Gerade ist Pankow mit den letzten Handgriffen beschäftigt, damit am Donnerstag in der Staatsgalerie Prenzlauer Berg die Ausstellung „East End – Punk in der DDR (Fotografien 1982 – 1984)“ eröffnet werden kann. Bilder von sieben Fotografen werden gezeigt, im Rahmen des 5. Europäischen Monats der Fotografie. Verschiedene Perspektiven, ein Ziel: Einen Einblick in eine Punk-Welt der späten DDR zu geben. Für die Vernissage wird mit einem Foto geworben, das ordentlich Symbolkraft hat. Ein Punk auf einem Trümmerhaufen.
Als Punk noch gefährlich war
Pankow hat eine „Produktionsbutze“, wie er seine Firma Substitut in der Rykestraße nennt. Mit ihr hat er zum Beispiel das Projekt „Too much Future“ ins Leben gerufen, das die Punk-Bewegung in der DDR dokumentieren soll. In der Projektbeschreibung steht dieser schöne Satz, der zeigt, warum Punk im Osten nicht gleich Punk war. „Punk in West-Europa war ein popkulturelles Phänomen mit politischen Ursachen. Punk in der DDR dagegen war ein politisches Phänomen mit popkulturellem Hintergrund.“ Heißt auch: Punks in Prenzlauer Berg lebten wirklich gefährlich.
1980 war Pankow gerade mal 16 Jahre alt. Eines Tages kam er mit Freunden in einem zum Probenraum ausgebauten Keller in der Metzer Straße. Bernd-Michael Lade, heute Schauspieler (Gorki-Theater, Tatort Leipzig), übte sich damals mit zwei Freunden (heute Drehbuchautoren und Theaterleute) fleißig am Punk – ihnen fehlte aber ein Sänger. Pankow sollte dann spontan „irgendeinen Punkmist“ singen, es waren schließlich die schönen Zeilen „Jeder ein Versager ist, der nicht seine Scheiße isst“. Die Jungs waren begeistert und fortan zu viert. „Wir waren musikalisch eine der besseren Punkbands der Republik“, ist Pankow überzeugt.

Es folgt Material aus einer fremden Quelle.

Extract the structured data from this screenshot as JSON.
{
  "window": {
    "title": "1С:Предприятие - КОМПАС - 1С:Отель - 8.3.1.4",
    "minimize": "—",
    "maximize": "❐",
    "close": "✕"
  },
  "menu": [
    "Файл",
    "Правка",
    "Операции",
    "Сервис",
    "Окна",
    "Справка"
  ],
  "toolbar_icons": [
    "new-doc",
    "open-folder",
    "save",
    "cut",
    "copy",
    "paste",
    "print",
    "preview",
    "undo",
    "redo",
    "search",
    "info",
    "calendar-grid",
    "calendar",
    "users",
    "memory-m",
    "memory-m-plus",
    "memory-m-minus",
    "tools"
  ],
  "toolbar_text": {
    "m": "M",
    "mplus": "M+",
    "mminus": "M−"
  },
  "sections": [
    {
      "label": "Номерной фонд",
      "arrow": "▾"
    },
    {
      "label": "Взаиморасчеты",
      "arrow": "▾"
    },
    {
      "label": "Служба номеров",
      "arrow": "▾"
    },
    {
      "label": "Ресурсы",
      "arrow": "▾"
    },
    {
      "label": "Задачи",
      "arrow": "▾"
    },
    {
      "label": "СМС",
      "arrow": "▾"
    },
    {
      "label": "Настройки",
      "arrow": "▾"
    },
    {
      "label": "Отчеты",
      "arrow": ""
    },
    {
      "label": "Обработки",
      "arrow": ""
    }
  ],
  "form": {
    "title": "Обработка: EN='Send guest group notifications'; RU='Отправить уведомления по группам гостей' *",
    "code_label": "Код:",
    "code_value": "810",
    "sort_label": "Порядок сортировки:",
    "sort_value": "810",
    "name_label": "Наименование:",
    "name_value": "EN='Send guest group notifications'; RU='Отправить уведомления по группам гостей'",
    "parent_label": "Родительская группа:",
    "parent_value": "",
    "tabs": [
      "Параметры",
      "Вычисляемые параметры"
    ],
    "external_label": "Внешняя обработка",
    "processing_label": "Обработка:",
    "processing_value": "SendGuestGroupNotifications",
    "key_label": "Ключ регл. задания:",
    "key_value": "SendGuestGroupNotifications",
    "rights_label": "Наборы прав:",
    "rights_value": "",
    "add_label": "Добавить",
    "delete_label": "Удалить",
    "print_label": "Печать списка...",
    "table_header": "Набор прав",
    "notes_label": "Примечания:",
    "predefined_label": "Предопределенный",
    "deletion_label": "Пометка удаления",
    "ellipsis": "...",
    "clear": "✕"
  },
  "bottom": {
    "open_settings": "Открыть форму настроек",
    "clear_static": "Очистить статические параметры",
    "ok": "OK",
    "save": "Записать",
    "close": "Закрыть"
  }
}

Prenzlauer Berger Punks galten als arrogant
Ihr erstes Konzert, erinnert er sich, gab „Planlos“ in der Lychener Straße, Silvester 1981. „In einem Atelier eines Künstlers.“ Überhaupt fanden alle Konzerte meist in irgendwelchen Prenzlauer Berger Wohnungen oder Kellern statt, offizielle Auftritte waren ja nicht möglich. „Wir waren grundsätzlich illegal.“ Für einen offiziellen Auftritt brauchte es eine Genehmigung der sogenannten Einstufungskommission, „meistens drei alte Männer im Anzug“. Doch Gefallen fanden Punks bei den Verantwortlichen nicht. „Die hielten uns für Nazis“, sagt Pankow. Die Folge war ständige Observation durch Stasi und Polizei und Angst vor dem Knast. Pankow vermied es deshalb, Texte aufzuschreiben; so wurde Beweismaterial verhütet. Mit Erfolg: Die Band blieb weitgehend unbehelligt. Anders als eine Freundin Pankows. Als Punk-Sängerin saß sie eineinhalb Jahre im Gefängnis.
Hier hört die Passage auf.